Twenty-year old Chelsea Gerrish died last October when an aggressive driver swerved into her oncoming lane of traffic on Browns Bridge Road in Gainesville.  He died in the impact as well.
 
Moments before the crash, a couple dialed Hall County 911 when the aggressive driver rammed them in traffic. Channel 2 Action News obtained the recording.
 
“He just hit us,” the unidentified caller told the 911 operator. “He keeps hitting us.”
 
After the driver swerved into oncoming traffic, the caller witnessed the head on collision with Gerrish.
 
“He just hit somebody head on! No, no, no ,no,” the caller said.  “He just hit somebody head on going about 70-miles an hour!”
 
State Rep.

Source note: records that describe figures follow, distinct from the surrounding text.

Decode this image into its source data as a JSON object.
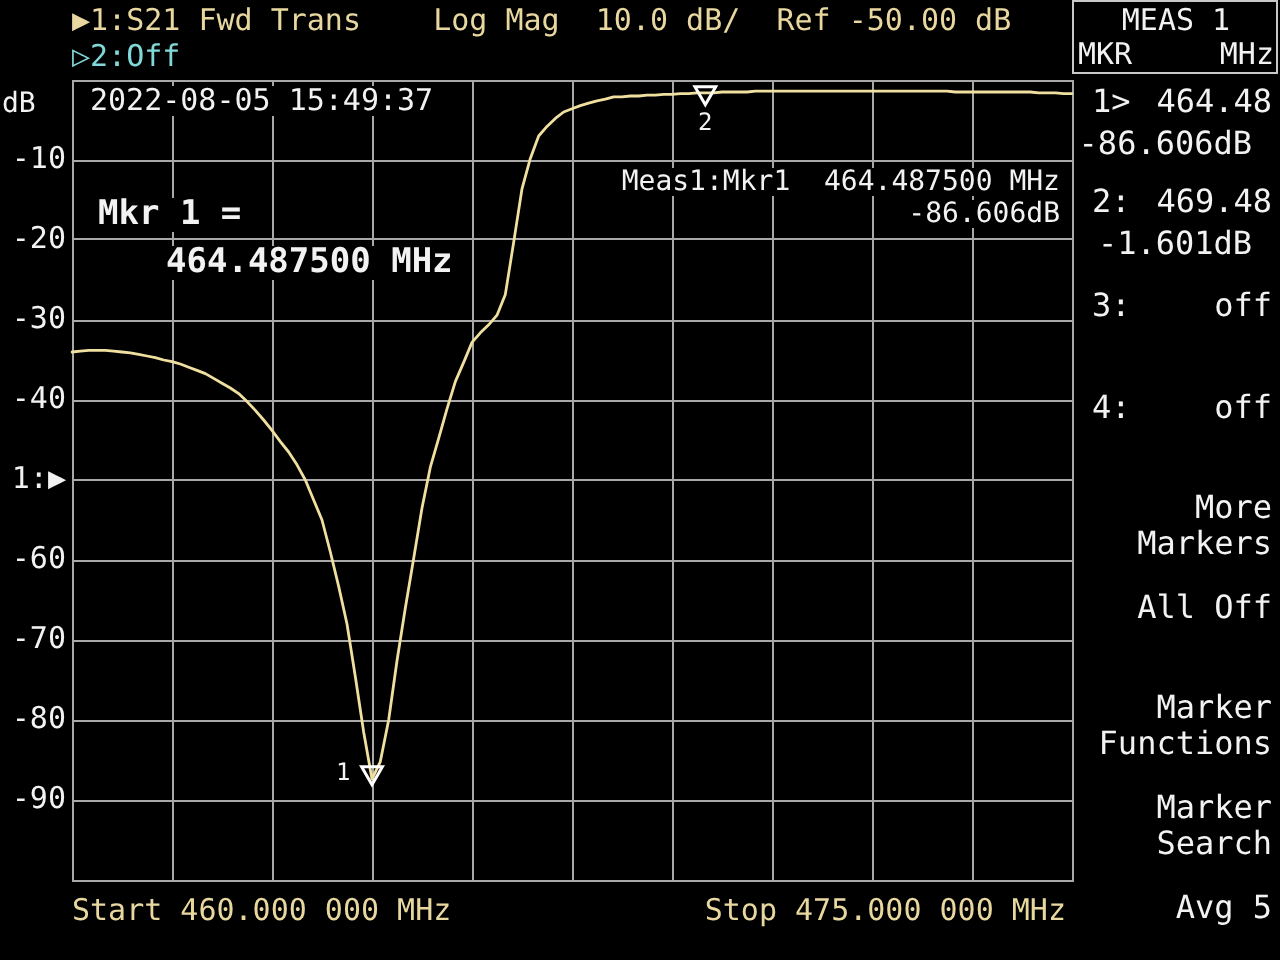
{
  "chart_data": {
    "type": "line",
    "title": "▶1:S21 Fwd Trans    Log Mag  10.0 dB/  Ref -50.00 dB",
    "subtitle": "▷2:Off",
    "ylabel": "dB",
    "categories": [
      null,
      null,
      null,
      null,
      null,
      null,
      null,
      null,
      null,
      null,
      null,
      null,
      null,
      null,
      null,
      null,
      null,
      null,
      null,
      null,
      null,
      null,
      null,
      null,
      null,
      null,
      null,
      null,
      null,
      null,
      null,
      null,
      null,
      null,
      null,
      null,
      null,
      null,
      null,
      null,
      null,
      null,
      null,
      null,
      null,
      null,
      null,
      null,
      null,
      null,
      null,
      null,
      null,
      null,
      null,
      null,
      null,
      null,
      null,
      null,
      null,
      null,
      null,
      null,
      null,
      null,
      null,
      null,
      null,
      null,
      null,
      null,
      null,
      null,
      null,
      null,
      null,
      null,
      null,
      null,
      null,
      null,
      null,
      null,
      null,
      null,
      null,
      null,
      null,
      null,
      null,
      null,
      null,
      null,
      null,
      null,
      null,
      null,
      null,
      null,
      null,
      null,
      null,
      null,
      null,
      null,
      null,
      null,
      null,
      null,
      null,
      null,
      null,
      null,
      null,
      null,
      null,
      null,
      null,
      null,
      null
    ],
    "ylim": [
      -100,
      0
    ],
    "yticks": [
      {
        "value": -100,
        "label": null
      },
      -90,
      -80,
      -70,
      -60,
      -40,
      -30,
      -20,
      -10,
      {
        "value": 0,
        "label": null
      }
    ],
    "tick_labels": "y",
    "grid": true,
    "ref_lines": [
      {
        "axis": "y",
        "value": -50,
        "label": "1:▶"
      }
    ],
    "series": [
      {
        "color": "#f0e0a0",
        "values": [
          -34.0,
          -33.9,
          -33.8,
          -33.8,
          -33.8,
          -33.9,
          -34.0,
          -34.1,
          -34.3,
          -34.5,
          -34.7,
          -35.0,
          -35.2,
          -35.5,
          -35.9,
          -36.3,
          -36.7,
          -37.3,
          -37.9,
          -38.5,
          -39.2,
          -40.2,
          -41.3,
          -42.5,
          -43.8,
          -45.2,
          -46.5,
          -48.1,
          -50.0,
          -52.5,
          -55.0,
          -59.0,
          -63.3,
          -68.0,
          -74.6,
          -81.5,
          -87.4,
          -85.2,
          -80.0,
          -72.6,
          -66.0,
          -59.8,
          -53.5,
          -48.4,
          -44.8,
          -41.1,
          -37.7,
          -35.3,
          -32.8,
          -31.6,
          -30.6,
          -29.4,
          -26.8,
          -20.3,
          -13.6,
          -9.8,
          -7.0,
          -5.8,
          -4.8,
          -4.0,
          -3.6,
          -3.2,
          -2.9,
          -2.6,
          -2.4,
          -2.1,
          -2.1,
          -2.0,
          -2.0,
          -1.9,
          -1.9,
          -1.8,
          -1.8,
          -1.7,
          -1.7,
          -1.6,
          -1.6,
          -1.6,
          -1.5,
          -1.5,
          -1.5,
          -1.5,
          -1.4,
          -1.4,
          -1.4,
          -1.4,
          -1.4,
          -1.4,
          -1.4,
          -1.4,
          -1.4,
          -1.4,
          -1.4,
          -1.4,
          -1.4,
          -1.4,
          -1.4,
          -1.4,
          -1.4,
          -1.4,
          -1.4,
          -1.4,
          -1.4,
          -1.4,
          -1.4,
          -1.4,
          -1.5,
          -1.5,
          -1.5,
          -1.5,
          -1.5,
          -1.5,
          -1.5,
          -1.5,
          -1.5,
          -1.5,
          -1.6,
          -1.6,
          -1.6,
          -1.7,
          -1.7
        ]
      },
      {
        "type": "scatter",
        "color": "#ffffff",
        "marker": "triangle",
        "values": [
          null,
          null,
          null,
          null,
          null,
          null,
          null,
          null,
          null,
          null,
          null,
          null,
          null,
          null,
          null,
          null,
          null,
          null,
          null,
          null,
          null,
          null,
          null,
          null,
          null,
          null,
          null,
          null,
          null,
          null,
          null,
          null,
          null,
          null,
          null,
          null,
          -86.606,
          null,
          null,
          null,
          null,
          null,
          null,
          null,
          null,
          null,
          null,
          null,
          null,
          null,
          null,
          null,
          null,
          null,
          null,
          null,
          null,
          null,
          null,
          null,
          null,
          null,
          null,
          null,
          null,
          null,
          null,
          null,
          null,
          null,
          null,
          null,
          null,
          null,
          null,
          null,
          -1.601,
          null,
          null,
          null,
          null,
          null,
          null,
          null,
          null,
          null,
          null,
          null,
          null,
          null,
          null,
          null,
          null,
          null,
          null,
          null,
          null,
          null,
          null,
          null,
          null,
          null,
          null,
          null,
          null,
          null,
          null,
          null,
          null,
          null,
          null,
          null,
          null,
          null,
          null,
          null,
          null,
          null,
          null,
          null,
          null
        ]
      }
    ],
    "annotations": [
      "2022-08-05 15:49:37",
      "Meas1:Mkr1  464.487500 MHz",
      "-86.606dB",
      "Mkr 1 =",
      "464.487500 MHz",
      "Start 460.000 000 MHz",
      "Stop 475.000 000 MHz",
      "MEAS 1",
      "MKR",
      "MHz",
      "1>",
      "464.48",
      "-86.606dB",
      "2:",
      "469.48",
      "-1.601dB",
      "3:",
      "off",
      "4:",
      "off",
      "More",
      "Markers",
      "All Off",
      "Marker",
      "Functions",
      "Marker",
      "Search",
      "Avg 5",
      "1",
      "2"
    ]
  }
}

Kevin Tanner, R-Dawson County, is sponsoring what he calls “Chelsea’s Law” that he said helps law enforcement crack down on aggressive driving.
 
“People lead very busy lives,” said Tanner.  “They have a lot of things happening.  They’re not focused on driving, and they get angry, and they get in a hurry.  It’s an issue.”
 
The law would make aggressive driving join DUI and reckless driving as predicating offenses that can lead to a felony charge of serious injury by vehicle.  Under the law, any driver convicted of aggressive driving could be sentenced to anger management course, and anyone convicted a second time would lose their license.
 
GSP Director Col. Mark McDonough supports the idea of the bill but would like to see a better definition of aggressive driving to help his troopers make arrests.